An FCC source confirms the FCC's Democratic majority has voted to approve the FCC's quadrennial media ownership review notice of proposed rulemaking (NPRM).
House Communications Subcommittee Chairman Rep. Greg Walden (R-Ore.) had said at an FCC oversight hearing July 12 that he had been told that was the case.
That came in an FCC oversight hearing in his subcommittee.
That item does not loosen or lift duopoly or crossownership rules, though it does add a failing newspaper waiver to newspaper-broadcast crossownership rule. It also revives the FCC's restriction on existing TV joint sales agreements.
Walden said he hoped the FCC item had not ignored Congress' "very specific views" to the FCC through the legislative process on JSAs that he hoped were not being ignored, adding: "That would be very disappointing."
Congress has passed legislation that grandfathers JSAs existing before the FCC's March 2014 vote that would otherwise have to have been unwound under the FCC rules and allows those grandfathered JSAs to change hands without having to be unwound.
An FCC spokesperson would not confirm the quadrennial review vote, but at the hearing FCC Commissioner Michael O'Rielly said that the committee would soon enough see what the FCC (majority) had done and that it was "even stronger" than what was on the fact sheet the FCC put out when the item was circulated, saying there were even more "prescriptive" requirements.
The FCC last month circulated its long-overdue quadrennial media ownership rule review. Congress requires the FCC to periodically review its rules to see if they are still in the public interest.

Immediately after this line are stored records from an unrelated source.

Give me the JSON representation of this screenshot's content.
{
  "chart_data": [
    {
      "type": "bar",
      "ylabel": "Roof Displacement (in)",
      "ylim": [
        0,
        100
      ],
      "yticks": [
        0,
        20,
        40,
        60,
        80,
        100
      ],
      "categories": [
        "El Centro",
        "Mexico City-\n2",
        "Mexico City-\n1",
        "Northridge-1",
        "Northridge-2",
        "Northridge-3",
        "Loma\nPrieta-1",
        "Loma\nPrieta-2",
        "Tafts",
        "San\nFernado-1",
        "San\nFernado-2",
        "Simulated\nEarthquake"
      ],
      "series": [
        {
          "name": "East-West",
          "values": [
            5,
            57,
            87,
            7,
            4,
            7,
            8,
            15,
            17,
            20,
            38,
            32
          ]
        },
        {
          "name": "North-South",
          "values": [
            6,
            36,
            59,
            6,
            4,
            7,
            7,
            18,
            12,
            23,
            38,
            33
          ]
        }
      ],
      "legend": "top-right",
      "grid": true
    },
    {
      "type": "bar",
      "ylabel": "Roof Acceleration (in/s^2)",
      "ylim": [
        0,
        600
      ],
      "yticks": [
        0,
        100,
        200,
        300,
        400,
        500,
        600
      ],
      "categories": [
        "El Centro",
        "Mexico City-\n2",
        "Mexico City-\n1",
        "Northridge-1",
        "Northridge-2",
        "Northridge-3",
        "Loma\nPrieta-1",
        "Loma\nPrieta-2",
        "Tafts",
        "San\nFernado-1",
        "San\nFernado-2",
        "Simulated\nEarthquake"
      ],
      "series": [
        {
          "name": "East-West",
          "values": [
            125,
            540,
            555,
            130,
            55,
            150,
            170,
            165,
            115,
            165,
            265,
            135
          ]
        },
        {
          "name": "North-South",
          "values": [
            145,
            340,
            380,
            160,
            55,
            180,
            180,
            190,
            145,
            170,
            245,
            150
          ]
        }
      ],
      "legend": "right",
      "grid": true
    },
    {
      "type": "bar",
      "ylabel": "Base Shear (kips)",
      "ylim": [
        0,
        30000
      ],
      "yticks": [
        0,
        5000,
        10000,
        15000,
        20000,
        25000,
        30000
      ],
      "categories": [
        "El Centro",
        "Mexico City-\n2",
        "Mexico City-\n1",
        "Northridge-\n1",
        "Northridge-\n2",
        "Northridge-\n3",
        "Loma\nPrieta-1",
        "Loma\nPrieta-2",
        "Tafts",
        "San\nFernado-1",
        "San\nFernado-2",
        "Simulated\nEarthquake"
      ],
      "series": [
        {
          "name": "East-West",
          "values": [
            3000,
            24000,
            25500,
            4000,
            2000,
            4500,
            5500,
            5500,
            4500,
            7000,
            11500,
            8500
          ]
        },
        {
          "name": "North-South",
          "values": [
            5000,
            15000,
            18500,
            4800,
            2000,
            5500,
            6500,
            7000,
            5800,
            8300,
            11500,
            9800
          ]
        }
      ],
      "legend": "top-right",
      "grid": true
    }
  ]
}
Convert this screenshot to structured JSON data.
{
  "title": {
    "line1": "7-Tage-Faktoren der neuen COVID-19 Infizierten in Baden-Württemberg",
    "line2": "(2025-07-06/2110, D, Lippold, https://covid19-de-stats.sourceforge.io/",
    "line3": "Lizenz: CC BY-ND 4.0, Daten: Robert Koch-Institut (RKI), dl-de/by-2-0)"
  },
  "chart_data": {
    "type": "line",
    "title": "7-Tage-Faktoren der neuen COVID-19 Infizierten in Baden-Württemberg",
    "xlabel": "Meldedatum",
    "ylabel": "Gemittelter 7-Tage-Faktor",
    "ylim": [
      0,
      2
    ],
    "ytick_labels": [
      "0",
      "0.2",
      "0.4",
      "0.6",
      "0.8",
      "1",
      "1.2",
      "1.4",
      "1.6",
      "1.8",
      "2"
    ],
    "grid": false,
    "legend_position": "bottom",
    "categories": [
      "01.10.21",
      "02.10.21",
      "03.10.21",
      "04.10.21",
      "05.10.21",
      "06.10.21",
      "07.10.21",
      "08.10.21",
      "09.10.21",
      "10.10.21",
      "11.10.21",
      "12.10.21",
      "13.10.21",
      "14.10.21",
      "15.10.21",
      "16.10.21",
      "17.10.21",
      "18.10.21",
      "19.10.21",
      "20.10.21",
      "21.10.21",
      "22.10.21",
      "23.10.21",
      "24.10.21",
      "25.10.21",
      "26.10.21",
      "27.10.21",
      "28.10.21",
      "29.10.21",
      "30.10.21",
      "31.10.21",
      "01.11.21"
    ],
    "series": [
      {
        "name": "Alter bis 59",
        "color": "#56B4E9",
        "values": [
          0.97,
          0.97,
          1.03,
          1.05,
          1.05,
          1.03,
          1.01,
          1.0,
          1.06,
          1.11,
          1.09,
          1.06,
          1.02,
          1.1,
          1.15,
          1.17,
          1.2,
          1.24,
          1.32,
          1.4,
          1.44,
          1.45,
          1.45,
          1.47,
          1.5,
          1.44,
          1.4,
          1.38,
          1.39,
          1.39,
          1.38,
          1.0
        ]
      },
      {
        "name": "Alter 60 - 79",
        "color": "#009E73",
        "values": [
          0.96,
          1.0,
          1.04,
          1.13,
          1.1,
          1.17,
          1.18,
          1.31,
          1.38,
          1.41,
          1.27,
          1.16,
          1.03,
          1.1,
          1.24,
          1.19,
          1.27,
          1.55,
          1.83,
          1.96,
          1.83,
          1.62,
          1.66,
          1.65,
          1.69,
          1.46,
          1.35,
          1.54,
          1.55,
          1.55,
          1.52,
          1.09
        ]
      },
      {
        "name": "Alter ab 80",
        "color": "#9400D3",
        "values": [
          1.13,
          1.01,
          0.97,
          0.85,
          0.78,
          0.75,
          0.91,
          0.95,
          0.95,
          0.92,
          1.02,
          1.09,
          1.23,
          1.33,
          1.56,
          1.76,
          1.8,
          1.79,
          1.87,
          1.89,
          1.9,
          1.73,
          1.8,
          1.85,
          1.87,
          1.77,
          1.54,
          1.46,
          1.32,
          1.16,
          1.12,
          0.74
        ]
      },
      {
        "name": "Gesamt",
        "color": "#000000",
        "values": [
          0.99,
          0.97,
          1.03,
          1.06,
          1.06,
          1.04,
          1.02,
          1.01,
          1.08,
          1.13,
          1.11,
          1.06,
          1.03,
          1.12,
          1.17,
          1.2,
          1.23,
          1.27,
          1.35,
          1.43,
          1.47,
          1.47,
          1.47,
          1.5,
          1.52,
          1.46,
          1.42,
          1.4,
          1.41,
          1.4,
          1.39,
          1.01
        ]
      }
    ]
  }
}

A source confirmed that Republican commissioner Michael O'Rielly has yet to vote the item. Once an item has three votes for approval, the other commissioners have two weeks to vote or it is automatically adopted, though a one-week extension on that is routinely granted.
Given that there is a public meeting this Thursday to which most commissioners' attention will not be turned, and the oversight hearing Tuesday to which their attention has been turned, it could easily be a couple of weeks before the item is final.
FCC Chairman Tom Wheeler also suggested that there was still room for discussion with the minority commissioners, and edits could still be made to the item so long as three commissioners approved them.
For example, if, hypothetically, O'Rielly asked that the radio-newspaper crossownership rule be scrapped and the chairman decided he could live with that, it could become part of the item.